Giorgos Bourogiannis has taught archaeology courses at the University of Athens – Plato Academy educational programs, at the Hellenic Open University and at the postgraduate course on the archaeology of the Eastern Mediterrenean of the University of the Aegean in Rhodes. He has taken part in numerous excavation projects at Xombourgo-Tenos, Kardamaina-Kos, Epidaurus, Lefkandi-Euboea, Heraion-Samos, Kyme-Italy, Palaipaphos-Cyprus, Kharayeb-Lebanon and Naukratis in Egypt. He has presented papers at numerous international conferences in Greece and abroad, and has an extensive publication record of scientific articles, books and conference proceedings. In 2015 he organized in Stockholm the international Cyprological conference ‘Ancient Cyprus today: Museum collection and new research’, that was published one year later. Furthermore, on 8–11 December 2020 he organized the international digital conference ‘Beyond Cyprus: Investigating Cypriot Connectivity in the Mediterranean from the Late Bronze Age to the end of the Classical period’. His research interests embrace the contacts between the Aegean and the eastern Mediterranean, the archaeology of Cyprus and the Levant, the use of writing and writing systems in the Early Iron Age Aegean, Phoenician language and epigraphy, the archaeological visibility of Cypriot activity and possibly presence overseas, sanctuaries and cult, as well as issues of trade networks in the eastern Mediterranean with emphasis on the role played by the Cypriots. Since 2018, he is the principal investigator of the ‘Cypriot Connectivity in the Mediterranean from the Late Bronze Age to the end of the Classical Period’ research project, acronym CyCoMed, that is funded by the Hellenic Foundation for Research and Innovation – General Secretariat for Research and Innovation. The project is being implemented at the National Hellenic Research Foundation – Institute of Historical Research, in collaboration with the University of Cambidge, Faculty of Classics.

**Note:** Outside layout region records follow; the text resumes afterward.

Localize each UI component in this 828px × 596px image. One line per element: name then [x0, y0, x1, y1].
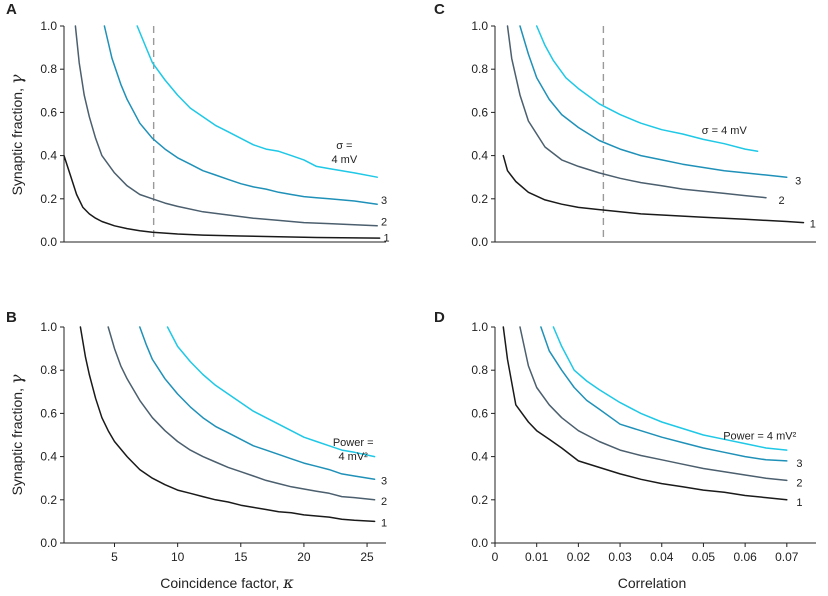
- panel-c-y-tick-label: 0.6: [471, 105, 488, 119]
- panel-d-x-tick-label: 0.07: [775, 550, 799, 564]
- panel-a-series-line-1: [63, 154, 381, 239]
- panel-c-y-tick-label: 0.2: [471, 192, 488, 206]
- panel-a-y-tick-label: 1.0: [40, 19, 57, 33]
- panel-a-y-tick-label: 0.0: [40, 235, 57, 249]
- panel-b-y-tick-label: 0.6: [40, 406, 57, 420]
- panel-a-series-line-2: [74, 25, 378, 227]
- panel-d-x-tick-label: 0.05: [692, 550, 716, 564]
- y-axis-title-top: Synaptic fraction, γ: [7, 74, 26, 195]
- panel-d-annotation: Power = 4 mV²: [723, 430, 796, 442]
- panel-a-curve-label: 3: [381, 195, 387, 207]
- panel-a-y-tick-label: 0.2: [40, 192, 57, 206]
- panel-d-series-line-1: [502, 326, 788, 501]
- panel-b-annotation: 4 mV²: [338, 451, 368, 463]
- panel-d-y-tick-label: 1.0: [471, 320, 488, 334]
- panel-d-series-line-2: [519, 326, 788, 482]
- panel-d-series-line-3: [540, 326, 788, 462]
- panel-b-series-line-2: [107, 326, 376, 501]
- panel-b-x-tick-label: 15: [234, 550, 248, 564]
- panel-d-x-tick-label: 0.06: [733, 550, 757, 564]
- panel-a-y-tick-label: 0.6: [40, 105, 57, 119]
- panel-c-series-line-4: [535, 25, 759, 153]
- panel-b-x-tick-label: 5: [111, 550, 118, 564]
- panel-d-y-tick-label: 0.0: [471, 536, 488, 550]
- panel-d-x-tick-label: 0.02: [567, 550, 591, 564]
- panel-a-series-line-3: [103, 25, 378, 205]
- panel-b-annotation: Power =: [333, 437, 374, 449]
- x-axis-title-b: Coincidence factor, κ: [160, 573, 294, 592]
- panel-c-curve-label: 2: [778, 195, 784, 207]
- panel-b-label: B: [6, 309, 17, 326]
- panel-b: B 0.0 0.2 0.4 0.6 0.8 1.0 5 10 15 20 25 1 2 3 Power = 4…: [6, 309, 387, 564]
- panel-b-x-tick-label: 25: [360, 550, 374, 564]
- panel-c-label: C: [434, 1, 445, 18]
- panel-a-series-line-4: [136, 25, 378, 178]
- panel-d-series-line-4: [552, 326, 788, 451]
- panel-b-series-line-4: [166, 326, 376, 458]
- panel-b-series-line-1: [79, 326, 376, 523]
- panel-b-series-line-3: [139, 326, 376, 481]
- panel-d-curve-label: 3: [796, 458, 802, 470]
- panel-d-x-tick-label: 0.03: [608, 550, 632, 564]
- panel-c-y-tick-label: 0.8: [471, 62, 488, 76]
- panel-c-annotation: σ = 4 mV: [702, 125, 748, 137]
- panel-d-curve-label: 2: [796, 478, 802, 490]
- panel-b-y-tick-label: 0.4: [40, 450, 57, 464]
- panel-b-curve-label: 1: [381, 517, 387, 529]
- panel-d-y-tick-label: 0.4: [471, 450, 488, 464]
- panel-d-x-tick-label: 0.01: [525, 550, 549, 564]
- panel-b-x-tick-label: 10: [171, 550, 185, 564]
- panel-c-series-line-3: [519, 25, 788, 178]
- panel-b-y-tick-label: 0.0: [40, 536, 57, 550]
- panel-b-y-tick-label: 0.2: [40, 493, 57, 507]
- panel-d-x-tick-label: 0: [492, 550, 499, 564]
- panel-c-series-line-1: [502, 154, 805, 224]
- y-axis-title-bottom: Synaptic fraction, γ: [7, 374, 26, 495]
- panel-d-y-tick-label: 0.6: [471, 406, 488, 420]
- panel-c-y-tick-label: 1.0: [471, 19, 488, 33]
- panel-a-y-tick-label: 0.4: [40, 149, 57, 163]
- panel-b-curve-label: 2: [381, 496, 387, 508]
- panel-c: C 0.0 0.2 0.4 0.6 0.8 1.0 1 23 σ = 4 mV: [434, 1, 816, 249]
- panel-a-curve-label: 1: [383, 233, 389, 245]
- panel-c-y-tick-label: 0.0: [471, 235, 488, 249]
- panel-d: D 0.0 0.2 0.4 0.6 0.8 1.0 0 0.01 0.02 0.03 0.04 0.0…: [434, 309, 816, 564]
- panel-c-series-line-2: [506, 25, 767, 199]
- panel-c-curve-label: 1: [810, 219, 816, 231]
- panel-a-annotation: σ =: [336, 140, 352, 152]
- panel-c-y-tick-label: 0.4: [471, 149, 488, 163]
- panel-b-y-tick-label: 0.8: [40, 363, 57, 377]
- panel-b-y-tick-label: 1.0: [40, 320, 57, 334]
- panel-d-y-tick-label: 0.8: [471, 363, 488, 377]
- panel-d-x-tick-label: 0.04: [650, 550, 674, 564]
- panel-b-x-tick-label: 20: [297, 550, 311, 564]
- x-axis-title-d: Correlation: [618, 575, 686, 591]
- panel-b-curve-label: 3: [381, 475, 387, 487]
- panel-d-curve-label: 1: [796, 497, 802, 509]
- panel-d-y-tick-label: 0.2: [471, 493, 488, 507]
- panel-a: A 0.0 0.2 0.4 0.6 0.8 1.0 1 2 3 σ = 4 mV: [6, 1, 390, 249]
- panel-a-curve-label: 2: [381, 216, 387, 228]
- panel-a-annotation: 4 mV: [331, 154, 357, 166]
- panel-a-label: A: [6, 1, 17, 18]
- panel-c-curve-label: 3: [795, 175, 801, 187]
- panel-d-label: D: [434, 309, 445, 326]
- panel-a-y-tick-label: 0.8: [40, 62, 57, 76]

Dr. Charalambos Paraskeva is an archaeologist specialising in the prehistoric archaeology of Cyprus, who also has extensive experience in digital humanities. He holds a degree in History and Archaeology (2004-2008) from the University of Cyprus, an MSc in Mediterranean Archaeology (2008-2010), and a PhD in Archaeology (2010-2015) from the University of Edinburgh, while as part of his commitment to lifelong learning he has completed from 2014 until now 79 MOOC courses on various topics (artificial intelligence, programming, spatial analysis, statistics, pedagogy, graphic design, photogrammetry). In the past he worked as an external associate at the Cyprus Food and Nutrition Museum (2014-2016), as a special scientist (2016), postdoctoral researcher (2016-2019), and research associate (2019-2020) at the University of Cyprus, and as a research associate ( 2018-2019) at the Hellenic Foundation for Research and Innovation, while now he is working as a special scientist (2020-2021) at the University of Cyprus, as a specialist in artefacts digitization (2019-2021) at the Holy Archbishopric of Cyprus, and as a postdoctoral fellow at the Cyprus-American Archaeological Research Institute (2021-2022). He has collaborated to date with a number of research projects (ARCANE-RG3, CARMA, CP, SL, SeSaLaC, CyCoMed, UnSaLa-CY, RURAL-CY, ReCult), participated in several excavation projects (Palaepaphos Urban Landscape Project, Prastio- Archaeological Excavation, Erimi-Pamboula excavations, Souskiou Project, Kissonerga-Skalia Excavation, Elaborating Early Neolithic Cyprus, Geroskipou-Agioi Pente Excavations, Paphos Theatre Archaeological Project) and surface surveys (Settled and Sacred Landscapes of Cyprus, Lophou Archaeological); while to date, he has edited a volume, published 17 studies in peer-reviewed scientific journals and volumes, developed 7 archaeological software packages, and gave 25 presentations at conferences and workshops or as invited solo lectures.
His research interests include prehistoric archaeology (small-scale societies, sociocultural change, trade and exchange, social complexity), methods and techniques in archaeology (pottery typology, survey and excavation methods), digital humanities (databases in archaeology, statistical methods in archaeology, 2D and 3D digitisation), landscape archaeology (GIS analyses, landscape studies, survey), and theoretical archaeology (materialism, assemblage theory, complexity theory). Beyond academic research, he is a technology aficionado, a mathematics enthusiast, a self-taught programmer, and an amateur digital graphics artist and photographer.